Eksistensi dari jenis tontonan yang satu ini pun telah dibuktikan dari adanya kategori penghargaan khusus di Academy Awards atau Oscars, yaitu Best Short Fim (Animated). Oleh karena itu, film animasi pendek dapat menjadi opsi baru bagi Anda atau anak Anda untuk mengisi waktu luang selama di rumah.

Berikut kami hadirkan beberapa pilihan film animasi pendek terbaik untuk Anda.



Hair Love

Film animasi pendekHair Love membuktikan kecemerlangannya dengan meraih penghargaan Best Short Film (Animated) pada Academy Awards 2020 silam. Diproduksi oleh Sony Picutres Animation, tontonan ini seakan menjadi representasi akan keindahan rambut afro. Tontonan yang disutradarai oleh Matthew A. Cherry dan Bruce W. Smith ini mengisahkan seorang gadis kecil yang memiliki rambut afro yang hitam tebal. Dengan kondisi sang ibu yang terbaring di rumah sakit, ayahnya bertanggung jawab untuk mengurus sang anak, termasuk rambutnya. Ketika rambut afro kerap mendapat stigma buruk, film pendek ini dengan berani menunjukkan bahwa rambut afro sama indahnya dengan rambut-rambut lain, terlepas dari bentuk dan teksturnya dan juga menunjukkan bahwa setiap rambut memiliki keindahan dan keunikannya tersendiri jika dirawat dan ditata dengan baik.



The Box

The Box adalah salah satu contoh dari film pendek yang diadaptasi dari kisah nyata. Tontonan tersebut berhasil menampilkan kondisi nyata dari Syria, sebagai negara yang sedang berkonflik. Merve Cirisoglu Cotur menjadi produser, penulis, dan sekaligus sutradara The Box. Ia dengan sengaja menghasilkan karya ini agar meningkatkan kesadaran orang-orang akan nasib pilu yang dialami oleh anak-anak korban peperangan, bagaimana mereka harus bertahan di situasi yang sekalipun tak mereka pahami itu. Menariknya, film ini tidak menyuguhkan sedikitpun dialog, hanya suara desahan sang anak yang menjadi pemeran utama dan suara dari latar yang nampak. Hal tersebut pun berhasil menambah efek haru pada film pendek yang satu ini. Kardus yang ia miliki menjadi saksi dari perjalanan yang ia lalui, dari kehidupan normal hingga kehidupan yang menyulitkan. Kardus yang bermula sebagai tempat main bersama kucing peliharaannya itu berakhir menjadi kardus yang akan menemaninya mengarungi lautan untuk mendapat harapan baru, harapan yang lebih cerah.

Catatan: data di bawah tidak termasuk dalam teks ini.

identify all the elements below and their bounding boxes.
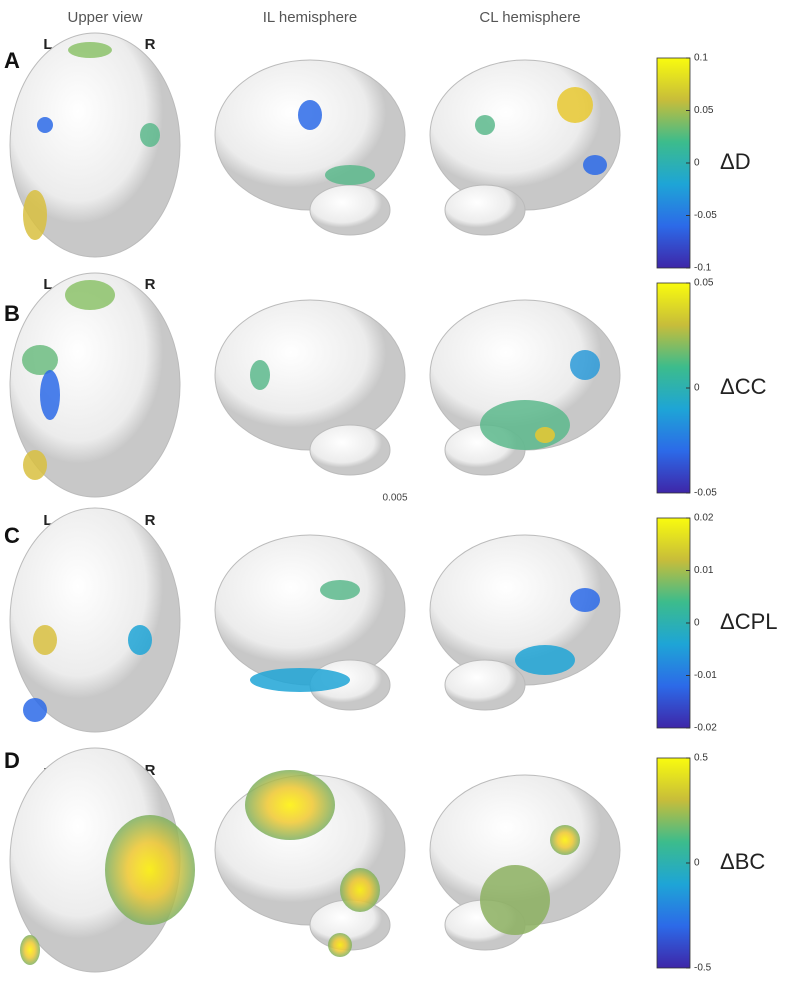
activation-blob (40, 370, 60, 420)
colorbar-tick-label: 0.02 (694, 513, 714, 524)
activation-blob (105, 815, 195, 925)
activation-blob (570, 588, 600, 612)
colorbar-label: ΔCPL (720, 609, 778, 634)
colorbar-tick-label: 0 (694, 858, 700, 869)
colorbar-tick-label: -0.02 (694, 723, 717, 734)
colorbar-label: ΔCC (720, 374, 767, 399)
activation-blob (23, 450, 47, 480)
colorbar-tick-label: 0 (694, 383, 700, 394)
activation-blob (320, 580, 360, 600)
column-header: Upper view (67, 9, 142, 26)
column-header: IL hemisphere (263, 9, 358, 26)
colorbar-tick-label: 0.5 (694, 753, 708, 764)
activation-blob (22, 345, 58, 375)
activation-blob (298, 100, 322, 130)
activation-blob (570, 350, 600, 380)
activation-blob (480, 400, 570, 450)
colorbar-tick-label: 0 (694, 618, 700, 629)
brain-upper-view (9, 32, 181, 258)
activation-blob (140, 123, 160, 147)
activation-blob (128, 625, 152, 655)
activation-blob (33, 625, 57, 655)
brain-lateral-view (214, 59, 406, 211)
brain-lateral-view (214, 299, 406, 451)
colorbar-label: ΔD (720, 149, 751, 174)
colorbar-tick-label: 0.05 (694, 105, 714, 116)
brain-upper-view (9, 507, 181, 733)
colorbar-tick-label: 0.01 (694, 565, 714, 576)
panel-letter: D (4, 748, 20, 773)
cerebellum (309, 424, 391, 476)
colorbar (656, 57, 691, 269)
brain-upper-view (9, 272, 181, 498)
activation-blob (20, 935, 40, 965)
activation-blob (23, 698, 47, 722)
activation-blob (37, 117, 53, 133)
hemisphere-right: R (145, 36, 156, 53)
activation-blob (535, 427, 555, 443)
activation-blob (550, 825, 580, 855)
activation-blob (23, 190, 47, 240)
hemisphere-left: L (43, 36, 52, 53)
colorbar-tick-label: -0.5 (694, 963, 712, 974)
hemisphere-left: L (43, 512, 52, 529)
activation-blob (325, 165, 375, 185)
hemisphere-left: L (43, 276, 52, 293)
colorbar-tick-label: 0 (694, 158, 700, 169)
colorbar-tick-label: 0.05 (694, 278, 714, 289)
hemisphere-right: R (145, 512, 156, 529)
colorbar-tick-label: -0.05 (694, 210, 717, 221)
colorbar (656, 517, 691, 729)
colorbar-tick-label: -0.1 (694, 263, 712, 274)
colorbar-label: ΔBC (720, 849, 765, 874)
activation-blob (68, 42, 112, 58)
colorbar (656, 757, 691, 969)
cerebellum (444, 659, 526, 711)
column-header: CL hemisphere (479, 9, 580, 26)
activation-blob (480, 865, 550, 935)
activation-blob (557, 87, 593, 123)
colorbar-tick-label: -0.01 (694, 670, 717, 681)
panel-letter: C (4, 523, 20, 548)
brain-lateral-view (429, 59, 621, 211)
activation-blob (245, 770, 335, 840)
panel-letter: B (4, 301, 20, 326)
activation-blob (340, 868, 380, 912)
activation-blob (583, 155, 607, 175)
brain-lateral-view (214, 534, 406, 686)
panel-letter: A (4, 48, 20, 73)
hemisphere-right: R (145, 276, 156, 293)
colorbar-tick-label: -0.05 (694, 488, 717, 499)
activation-blob (515, 645, 575, 675)
colorbar-tick-label: 0.1 (694, 53, 708, 64)
activation-blob (65, 280, 115, 310)
activation-blob (475, 115, 495, 135)
activation-blob (250, 668, 350, 692)
activation-blob (328, 933, 352, 957)
colorbar (656, 282, 691, 494)
activation-blob (250, 360, 270, 390)
cerebellum (444, 184, 526, 236)
hemisphere-right: R (145, 762, 156, 779)
annotation: 0.005 (382, 493, 407, 504)
cerebellum (309, 184, 391, 236)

Pada akhir film tersebut, tertulis keterangan berikut: “Lebih dari 80% dari populasi anak di Syria telah terdampak dari konflik kejam yang terjadi di negaranya. Sebanyak 6,1 juta anak membutuhkan dukungan dalam hal edukasi. Lebih dari 6 juta anak kehilangan tempat tinggal. Lebih dari 16.600 anak terpisah dari keluarganya dan telah melewati batas negara Syria.”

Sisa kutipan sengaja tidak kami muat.